Billionaire investor Warren Buffett says U.S. jobless rate will improve after U.S. has absorbed current excess housing inventory, predicts unemployment will fall to around 6% in a few years
July 8, 2011
– Billionaire investor Warren Buffett said Friday the nation's employment picture will improve significantly once residential housing construction rebounds.
Buffett spoke to Bloomberg Television Friday morning as the Labor Department released a weaker-than-expected monthly jobs report. He said the report shows the economy is still a long way off from where it should be, but Buffett remains optimistic about the recovery and sees no danger of a second recession.
"I would bet very heavily against that," Buffett said. "How fast the recovery will come I don't know, but I see nothing that indicates any kind of a double dip."
Most of Buffett's comments were focused on the long-term outlook.
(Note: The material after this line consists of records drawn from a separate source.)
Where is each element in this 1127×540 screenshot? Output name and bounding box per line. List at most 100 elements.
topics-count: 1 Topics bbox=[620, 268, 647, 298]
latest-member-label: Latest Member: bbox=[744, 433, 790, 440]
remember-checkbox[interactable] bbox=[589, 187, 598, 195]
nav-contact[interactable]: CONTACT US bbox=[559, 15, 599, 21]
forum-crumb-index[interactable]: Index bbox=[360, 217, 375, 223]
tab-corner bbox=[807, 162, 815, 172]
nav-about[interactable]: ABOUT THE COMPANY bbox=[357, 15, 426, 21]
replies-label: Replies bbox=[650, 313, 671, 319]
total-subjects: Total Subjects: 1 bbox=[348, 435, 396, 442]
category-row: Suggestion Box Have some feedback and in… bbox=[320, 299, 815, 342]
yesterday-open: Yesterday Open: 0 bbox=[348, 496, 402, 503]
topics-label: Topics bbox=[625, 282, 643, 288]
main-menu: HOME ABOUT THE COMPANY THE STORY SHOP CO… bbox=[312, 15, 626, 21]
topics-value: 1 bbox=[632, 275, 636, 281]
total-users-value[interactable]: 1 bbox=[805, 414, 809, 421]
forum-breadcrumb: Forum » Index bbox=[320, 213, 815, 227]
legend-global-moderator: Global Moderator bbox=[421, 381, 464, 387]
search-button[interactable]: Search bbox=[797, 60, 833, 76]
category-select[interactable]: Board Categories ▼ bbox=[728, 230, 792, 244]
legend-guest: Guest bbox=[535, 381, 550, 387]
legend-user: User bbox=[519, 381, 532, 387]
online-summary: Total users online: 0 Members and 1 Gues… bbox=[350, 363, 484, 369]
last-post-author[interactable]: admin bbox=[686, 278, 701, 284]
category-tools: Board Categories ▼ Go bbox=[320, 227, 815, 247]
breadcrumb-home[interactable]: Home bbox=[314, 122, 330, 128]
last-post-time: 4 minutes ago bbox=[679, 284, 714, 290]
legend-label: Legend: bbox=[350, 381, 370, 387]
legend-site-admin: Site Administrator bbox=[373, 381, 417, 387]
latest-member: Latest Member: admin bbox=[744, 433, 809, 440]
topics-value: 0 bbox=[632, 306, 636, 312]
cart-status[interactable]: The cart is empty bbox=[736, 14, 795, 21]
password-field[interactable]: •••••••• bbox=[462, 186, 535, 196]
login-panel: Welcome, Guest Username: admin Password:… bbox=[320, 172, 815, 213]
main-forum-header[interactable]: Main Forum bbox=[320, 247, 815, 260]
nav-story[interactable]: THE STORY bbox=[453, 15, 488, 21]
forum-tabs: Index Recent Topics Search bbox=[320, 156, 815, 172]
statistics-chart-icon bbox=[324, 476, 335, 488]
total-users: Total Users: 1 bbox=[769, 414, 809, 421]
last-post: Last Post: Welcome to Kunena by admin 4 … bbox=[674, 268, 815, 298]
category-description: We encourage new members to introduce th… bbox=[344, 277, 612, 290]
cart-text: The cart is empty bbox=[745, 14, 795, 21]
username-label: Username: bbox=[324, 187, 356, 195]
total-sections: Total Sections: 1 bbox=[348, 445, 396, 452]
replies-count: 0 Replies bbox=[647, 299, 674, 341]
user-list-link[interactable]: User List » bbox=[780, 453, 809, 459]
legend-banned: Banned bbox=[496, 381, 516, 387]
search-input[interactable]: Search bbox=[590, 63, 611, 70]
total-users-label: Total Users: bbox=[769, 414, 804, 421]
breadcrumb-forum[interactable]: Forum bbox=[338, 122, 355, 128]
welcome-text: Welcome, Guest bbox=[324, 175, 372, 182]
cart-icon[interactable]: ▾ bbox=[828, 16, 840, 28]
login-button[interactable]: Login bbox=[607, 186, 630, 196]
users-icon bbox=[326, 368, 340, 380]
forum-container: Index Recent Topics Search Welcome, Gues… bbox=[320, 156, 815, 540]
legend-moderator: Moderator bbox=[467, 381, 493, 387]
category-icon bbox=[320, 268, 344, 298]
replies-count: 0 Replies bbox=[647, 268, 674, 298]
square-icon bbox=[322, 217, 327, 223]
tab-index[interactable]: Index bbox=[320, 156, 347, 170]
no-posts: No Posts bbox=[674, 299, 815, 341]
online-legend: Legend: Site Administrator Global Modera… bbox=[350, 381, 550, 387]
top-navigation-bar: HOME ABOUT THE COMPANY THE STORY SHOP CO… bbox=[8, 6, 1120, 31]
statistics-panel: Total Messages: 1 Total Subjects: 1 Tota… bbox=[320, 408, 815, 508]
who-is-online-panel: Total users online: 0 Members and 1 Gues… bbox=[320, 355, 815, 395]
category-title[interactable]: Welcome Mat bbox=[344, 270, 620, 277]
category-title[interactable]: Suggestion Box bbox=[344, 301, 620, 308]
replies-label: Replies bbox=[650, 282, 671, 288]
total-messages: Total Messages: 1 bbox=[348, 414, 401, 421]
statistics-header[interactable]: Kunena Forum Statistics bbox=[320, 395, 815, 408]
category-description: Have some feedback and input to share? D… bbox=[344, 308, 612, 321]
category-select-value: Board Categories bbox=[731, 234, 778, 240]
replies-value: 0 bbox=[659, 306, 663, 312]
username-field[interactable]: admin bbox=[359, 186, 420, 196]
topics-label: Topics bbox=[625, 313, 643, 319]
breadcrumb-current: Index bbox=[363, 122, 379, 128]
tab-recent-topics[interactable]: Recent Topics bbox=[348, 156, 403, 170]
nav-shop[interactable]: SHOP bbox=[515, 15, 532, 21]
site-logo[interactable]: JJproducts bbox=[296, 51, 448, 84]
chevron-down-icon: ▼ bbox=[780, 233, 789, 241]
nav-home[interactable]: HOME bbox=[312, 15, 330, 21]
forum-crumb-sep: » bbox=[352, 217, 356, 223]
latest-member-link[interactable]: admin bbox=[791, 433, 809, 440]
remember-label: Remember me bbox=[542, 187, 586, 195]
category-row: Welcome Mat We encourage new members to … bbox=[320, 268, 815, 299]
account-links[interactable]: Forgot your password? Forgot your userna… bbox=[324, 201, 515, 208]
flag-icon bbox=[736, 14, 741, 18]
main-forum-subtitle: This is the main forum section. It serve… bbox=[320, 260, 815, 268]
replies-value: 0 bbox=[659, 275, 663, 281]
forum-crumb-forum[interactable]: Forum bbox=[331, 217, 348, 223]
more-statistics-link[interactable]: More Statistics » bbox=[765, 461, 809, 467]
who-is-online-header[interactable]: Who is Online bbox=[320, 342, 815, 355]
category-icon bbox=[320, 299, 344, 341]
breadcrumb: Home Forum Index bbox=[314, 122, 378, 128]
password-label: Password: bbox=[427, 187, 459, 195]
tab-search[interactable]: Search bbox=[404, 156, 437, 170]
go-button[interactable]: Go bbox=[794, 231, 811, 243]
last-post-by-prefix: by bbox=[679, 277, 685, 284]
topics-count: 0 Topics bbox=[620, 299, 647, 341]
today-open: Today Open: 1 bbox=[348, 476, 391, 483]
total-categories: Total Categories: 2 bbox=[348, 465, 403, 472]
Buffett said he expects unemployment to fall to about 6 percent within a few years, and the 2.5 million jobs lost in the recession will be replaced. The June unemployment rate rose to 9.2 percent.
The chairman and CEO of the conglomerate Berkshire Hathaway Inc. said he thinks people will be surprised how quickly employment improves once the excess houses are bought and normal levels of construction resume.
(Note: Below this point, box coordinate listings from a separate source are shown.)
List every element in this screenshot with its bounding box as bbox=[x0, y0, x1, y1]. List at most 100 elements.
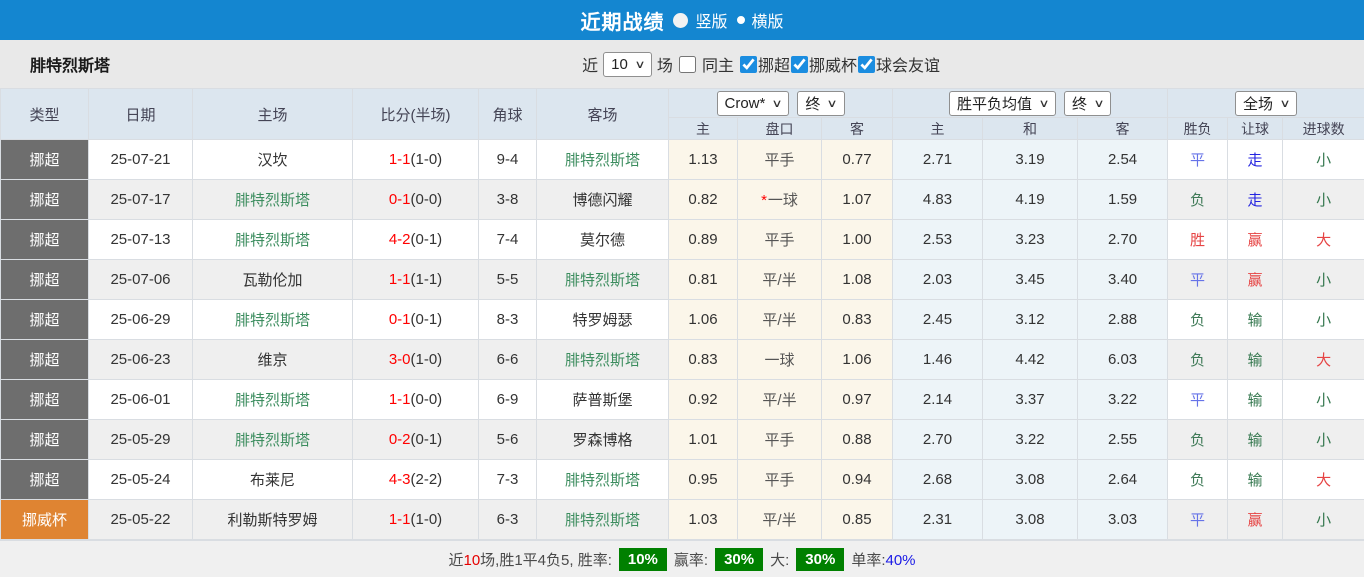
away-team: 博德闪耀 bbox=[536, 179, 669, 220]
corner-score: 3-8 bbox=[478, 179, 537, 220]
period-dropdown[interactable]: 全场 ∨ bbox=[1235, 90, 1298, 116]
avg-odds-draw: 3.23 bbox=[982, 219, 1079, 260]
col-header-score: 比分(半场) bbox=[352, 88, 479, 140]
col-header-home: 主场 bbox=[192, 88, 353, 140]
handicap-odds-home: 0.83 bbox=[668, 339, 738, 380]
handicap-status: 输 bbox=[1227, 299, 1284, 340]
avg-odds-away: 1.59 bbox=[1077, 179, 1169, 220]
handicap-status: 走 bbox=[1227, 179, 1284, 220]
avg-odds-dropdown[interactable]: 胜平负均值 ∨ bbox=[948, 90, 1057, 116]
halftime-score: (1-0) bbox=[410, 511, 443, 528]
avg-odds-home: 2.68 bbox=[892, 459, 984, 500]
halftime-score: (1-1) bbox=[410, 271, 443, 288]
match-date: 25-07-21 bbox=[88, 139, 193, 180]
col-header-handicap: 让球 bbox=[1227, 117, 1284, 140]
home-team: 腓特烈斯塔 bbox=[192, 379, 353, 420]
fulltime-score: 0-2 bbox=[388, 431, 411, 448]
league-type-badge: 挪威杯 bbox=[0, 499, 89, 540]
league-type-badge: 挪超 bbox=[0, 339, 89, 380]
match-score: 0-1(0-0) bbox=[352, 179, 479, 220]
handicap-line: 平/半 bbox=[737, 299, 822, 340]
avg-odds-draw: 3.37 bbox=[982, 379, 1079, 420]
result-status: 平 bbox=[1167, 139, 1229, 180]
handicap-odds-away: 1.08 bbox=[820, 259, 894, 300]
match-score: 4-3(2-2) bbox=[352, 459, 479, 500]
summary-text: 近10场,胜1平4负5, 胜率: bbox=[448, 551, 612, 569]
fulltime-score: 1-1 bbox=[388, 511, 411, 528]
layout-horizontal-radio[interactable]: 横版 bbox=[736, 8, 784, 32]
away-team: 罗森博格 bbox=[536, 419, 669, 460]
avg-odds-home: 2.71 bbox=[892, 139, 984, 180]
handicap-odds-home: 1.03 bbox=[668, 499, 738, 540]
same-home-checkbox[interactable] bbox=[678, 55, 696, 73]
page-title: 近期战绩 bbox=[580, 11, 665, 34]
handicap-line: 平手 bbox=[737, 219, 822, 260]
league-type-badge: 挪超 bbox=[0, 299, 89, 340]
league-checkbox-2[interactable] bbox=[857, 55, 875, 73]
handicap-status: 输 bbox=[1227, 459, 1284, 500]
handicap-odds-home: 1.01 bbox=[668, 419, 738, 460]
bookmaker-time-dropdown[interactable]: 终 ∨ bbox=[797, 90, 845, 116]
handicap-odds-away: 1.00 bbox=[820, 219, 894, 260]
league-filters: 挪超 挪威杯 球会友谊 bbox=[739, 52, 940, 76]
col-header-odds-line: 盘口 bbox=[737, 117, 822, 140]
chevron-down-icon: ∨ bbox=[826, 97, 839, 110]
goals-status: 大 bbox=[1282, 339, 1364, 380]
col-header-corner: 角球 bbox=[478, 88, 537, 140]
bookmaker-dropdown[interactable]: Crow* ∨ bbox=[716, 90, 790, 116]
home-team: 腓特烈斯塔 bbox=[192, 419, 353, 460]
goals-status: 小 bbox=[1282, 139, 1364, 180]
goals-status: 小 bbox=[1282, 379, 1364, 420]
handicap-status: 走 bbox=[1227, 139, 1284, 180]
table-row: 挪超 25-05-24 布莱尼 4-3(2-2) 7-3 腓特烈斯塔 0.95 平手 0.94 2… bbox=[0, 459, 1364, 500]
home-team: 腓特烈斯塔 bbox=[192, 179, 353, 220]
avg-odds-home: 2.31 bbox=[892, 499, 984, 540]
corner-score: 5-6 bbox=[478, 419, 537, 460]
home-team: 利勒斯特罗姆 bbox=[192, 499, 353, 540]
match-score: 4-2(0-1) bbox=[352, 219, 479, 260]
handicap-odds-away: 0.83 bbox=[820, 299, 894, 340]
avg-odds-home: 2.45 bbox=[892, 299, 984, 340]
match-date: 25-05-22 bbox=[88, 499, 193, 540]
avg-odds-home: 2.14 bbox=[892, 379, 984, 420]
league-checkbox-0[interactable] bbox=[739, 55, 757, 73]
match-date: 25-07-06 bbox=[88, 259, 193, 300]
league-label: 挪威杯 bbox=[808, 58, 857, 75]
odds-win-rate-badge: 30% bbox=[715, 547, 764, 571]
handicap-odds-away: 0.88 bbox=[820, 419, 894, 460]
radio-selected-icon bbox=[673, 12, 689, 28]
chevron-down-icon: ∨ bbox=[634, 58, 646, 71]
avg-odds-home: 4.83 bbox=[892, 179, 984, 220]
col-header-odds-away: 客 bbox=[820, 117, 894, 140]
match-date: 25-05-29 bbox=[88, 419, 193, 460]
match-date: 25-06-23 bbox=[88, 339, 193, 380]
avg-time-dropdown[interactable]: 终 ∨ bbox=[1064, 90, 1112, 116]
handicap-line: 平手 bbox=[737, 459, 822, 500]
recent-count-dropdown[interactable]: 10 ∨ bbox=[603, 51, 652, 77]
away-team: 腓特烈斯塔 bbox=[536, 339, 669, 380]
match-date: 25-07-13 bbox=[88, 219, 193, 260]
handicap-line: 平/半 bbox=[737, 259, 822, 300]
result-status: 平 bbox=[1167, 259, 1229, 300]
same-home-label: 同主 bbox=[701, 58, 734, 75]
halftime-score: (1-0) bbox=[410, 151, 443, 168]
fulltime-score: 1-1 bbox=[388, 151, 411, 168]
match-score: 0-1(0-1) bbox=[352, 299, 479, 340]
away-team: 腓特烈斯塔 bbox=[536, 139, 669, 180]
handicap-odds-away: 0.97 bbox=[820, 379, 894, 420]
avg-odds-home: 2.53 bbox=[892, 219, 984, 260]
filters-group: 近 10 ∨ 场 同主 挪超 挪威杯 球会友谊 bbox=[582, 51, 940, 77]
league-type-badge: 挪超 bbox=[0, 219, 89, 260]
avg-odds-away: 2.70 bbox=[1077, 219, 1169, 260]
bookmaker-dropdown-value: Crow* bbox=[724, 94, 766, 112]
handicap-status: 赢 bbox=[1227, 499, 1284, 540]
avg-odds-away: 2.54 bbox=[1077, 139, 1169, 180]
halftime-score: (2-2) bbox=[410, 471, 443, 488]
handicap-odds-away: 0.94 bbox=[820, 459, 894, 500]
handicap-line: 平手 bbox=[737, 419, 822, 460]
handicap-odds-home: 0.89 bbox=[668, 219, 738, 260]
league-checkbox-1[interactable] bbox=[790, 55, 808, 73]
layout-vertical-radio[interactable]: 竖版 bbox=[673, 8, 728, 32]
handicap-line: 平/半 bbox=[737, 379, 822, 420]
halftime-score: (0-1) bbox=[410, 431, 443, 448]
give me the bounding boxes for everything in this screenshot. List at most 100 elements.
"We will come back big-time on employment when residential construction comes back," Buffett said.
For a time, Buffett said the housing industry was building about 2 million homes a year while roughly 1 million households were being formed, and the nation is still working off that excess created during the housing bubble.
Buffett said an increase in housing construction will prompt a variety of businesses to hire more workers, including such Berkshire units as Shaw Carpet, Acme Brick and the Burlington Northern Santa Fe railroad.
Buffett was in Sun Valley, Idaho, attending the annual conference hosted by investment bank Allen & Co. that attracts Wall Street and media moguls.
Buffett's Omaha-based Berkshire owns roughly 80 subsidiaries, including railroad, clothing, furniture and jewelry firms, but its insurance and utility businesses typically account for more than half of the company's net income. It also has major investments in such companies as Coca-Cola Co. and Wells Fargo & Co.